A fast-food place loomed up on the left and he flicked on the blinker and hit the gas to spin into the lot ahead of the oncoming traffic. All in one motion he nosed into a parking space, jammed the lever into park and swung round to face her. “No,” he said, “I'm not giving up. I'm just hungry, that's all. It's been a long day, don't you think? Can't we just sit here for half an hour and have a Big Mac and a Filet o' Fish-no, no, forget the calories, forget the cholesterol and trans fats, let's just gorge for once-and think things out? Because we're close, I know it, you're right, and we can nail this bastard, absolutely, but let's just take a minute to regroup, okay? And eat?”
He didn't know how much of that she got-he never did know with her, but he was always conscious of his lips and his tongue and he liked to think they were communicating. That was the case now. They sat there a moment under the yellow-and-red glare of the big M and he watched her flip the hair away from her face with a quick thrust of her chin. Her eyes narrowed.

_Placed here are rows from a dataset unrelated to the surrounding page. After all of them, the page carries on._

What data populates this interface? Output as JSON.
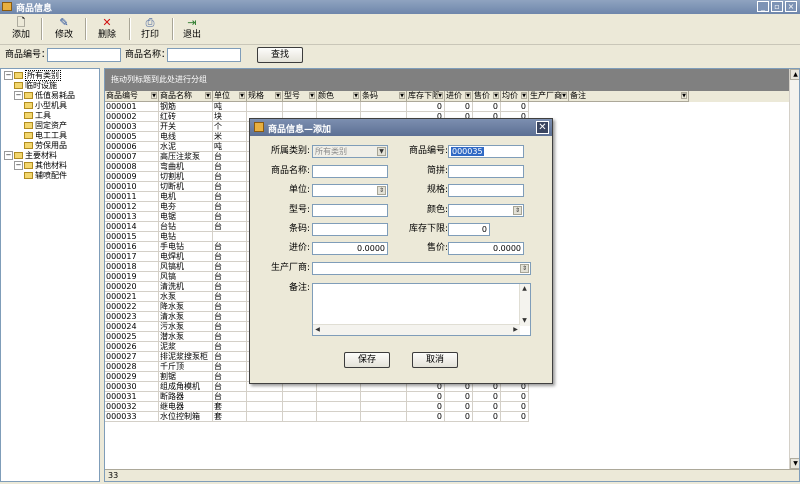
{
  "window": {
    "title": "商品信息"
  },
  "toolbar": {
    "add": "添加",
    "edit": "修改",
    "delete": "删除",
    "print": "打印",
    "exit": "退出"
  },
  "search": {
    "code_label": "商品编号：",
    "code_value": "",
    "name_label": "商品名称：",
    "name_value": "",
    "button": "查找"
  },
  "tree": [
    {
      "label": "所有类别",
      "level": 0,
      "expanded": true,
      "selected": true
    },
    {
      "label": "临时设施",
      "level": 1
    },
    {
      "label": "低值易耗品",
      "level": 1,
      "expanded": true
    },
    {
      "label": "小型机具",
      "level": 2
    },
    {
      "label": "工具",
      "level": 2
    },
    {
      "label": "固定资产",
      "level": 2
    },
    {
      "label": "电工工具",
      "level": 2
    },
    {
      "label": "劳保用品",
      "level": 2
    },
    {
      "label": "主要材料",
      "level": 0,
      "expanded": true
    },
    {
      "label": "其他材料",
      "level": 1,
      "expanded": true
    },
    {
      "label": "辅喷配件",
      "level": 2
    }
  ],
  "grid": {
    "group_hint": "拖动列标题到此处进行分组",
    "columns": [
      "商品编号",
      "商品名称",
      "单位",
      "规格",
      "型号",
      "颜色",
      "条码",
      "库存下限",
      "进价",
      "售价",
      "均价",
      "生产厂商",
      "备注"
    ],
    "rows": [
      [
        "000001",
        "钢筋",
        "吨",
        "0",
        "0",
        "0"
      ],
      [
        "000002",
        "红砖",
        "块",
        "0",
        "0",
        "0"
      ],
      [
        "000003",
        "开关",
        "个",
        "0",
        "0",
        "0"
      ],
      [
        "000005",
        "电线",
        "米",
        "0",
        "0",
        "0"
      ],
      [
        "000006",
        "水泥",
        "吨",
        "0",
        "0",
        "0"
      ],
      [
        "000007",
        "高压注浆泵",
        "台",
        "0",
        "0",
        "0"
      ],
      [
        "000008",
        "弯曲机",
        "台",
        "0",
        "0",
        "0"
      ],
      [
        "000009",
        "切割机",
        "台",
        "0",
        "0",
        "0"
      ],
      [
        "000010",
        "切断机",
        "台",
        "0",
        "0",
        "0"
      ],
      [
        "000011",
        "电机",
        "台",
        "0",
        "0",
        "0"
      ],
      [
        "000012",
        "电夯",
        "台",
        "0",
        "0",
        "0"
      ],
      [
        "000013",
        "电锯",
        "台",
        "0",
        "0",
        "0"
      ],
      [
        "000014",
        "台钻",
        "台",
        "0",
        "0",
        "0"
      ],
      [
        "000015",
        "电钻",
        "",
        "0",
        "0",
        "0"
      ],
      [
        "000016",
        "手电钻",
        "台",
        "0",
        "0",
        "0"
      ],
      [
        "000017",
        "电焊机",
        "台",
        "0",
        "0",
        "0"
      ],
      [
        "000018",
        "风镐机",
        "台",
        "0",
        "0",
        "0"
      ],
      [
        "000019",
        "风镐",
        "台",
        "0",
        "0",
        "0"
      ],
      [
        "000020",
        "清洗机",
        "台",
        "0",
        "0",
        "0"
      ],
      [
        "000021",
        "水泵",
        "台",
        "0",
        "0",
        "0"
      ],
      [
        "000022",
        "降水泵",
        "台",
        "0",
        "0",
        "0"
      ],
      [
        "000023",
        "清水泵",
        "台",
        "0",
        "0",
        "0"
      ],
      [
        "000024",
        "污水泵",
        "台",
        "0",
        "0",
        "0"
      ],
      [
        "000025",
        "潜水泵",
        "台",
        "0",
        "0",
        "0"
      ],
      [
        "000026",
        "泥浆",
        "台",
        "0",
        "0",
        "0"
      ],
      [
        "000027",
        "排泥浆搜泵柜",
        "台",
        "0",
        "0",
        "0"
      ],
      [
        "000028",
        "千斤顶",
        "台",
        "0",
        "0",
        "0"
      ],
      [
        "000029",
        "割锯",
        "台",
        "0",
        "0",
        "0"
      ],
      [
        "000030",
        "组成角模机",
        "台",
        "0",
        "0",
        "0"
      ],
      [
        "000031",
        "断路器",
        "台",
        "0",
        "0",
        "0"
      ],
      [
        "000032",
        "继电器",
        "套",
        "0",
        "0",
        "0"
      ],
      [
        "000033",
        "水位控制箱",
        "套",
        "0",
        "0",
        "0"
      ]
    ],
    "footer_count": "33"
  },
  "dialog": {
    "title": "商品信息—添加",
    "category_label": "所属类别:",
    "category_value": "所有类别",
    "code_label": "商品编号:",
    "code_value": "000035",
    "name_label": "商品名称:",
    "name_value": "",
    "pinyin_label": "简拼:",
    "pinyin_value": "",
    "unit_label": "单位:",
    "unit_value": "",
    "spec_label": "规格:",
    "spec_value": "",
    "model_label": "型号:",
    "model_value": "",
    "color_label": "颜色:",
    "color_value": "",
    "barcode_label": "条码:",
    "barcode_value": "",
    "min_stock_label": "库存下限:",
    "min_stock_value": "0",
    "buy_price_label": "进价:",
    "buy_price_value": "0.0000",
    "sell_price_label": "售价:",
    "sell_price_value": "0.0000",
    "maker_label": "生产厂商:",
    "maker_value": "",
    "note_label": "备注:",
    "note_value": "",
    "save": "保存",
    "cancel": "取消"
  }
}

Her voice went low, so low it was as if she'd just been punched in the stomach. “She was lying, you know.”
And so here they were.
They'd stocked up on grease and nitrates and sugar, Dana so anxious she was lifting right out of her shoes while he ordered and paid and then she looked at him as if he were a pedophile when he told her he had to use the men's-“What if we miss him?” she signed. “What if he's coming in right now? Right this minute?” In the car, the brown bag in her lap, her fish sandwich as yet untouched, she kept saying, “You know he's in there, you know it-or wherever he is, he'll be back-and what we need to do is just sit there all night, all day tomorrow, all week if necessary, and keep the binoculars on those windows till we see him for sure. Positive identification, isn't that what they call it? And that's it. We see him, he's”-one of her favorite expressions-“dead meat.”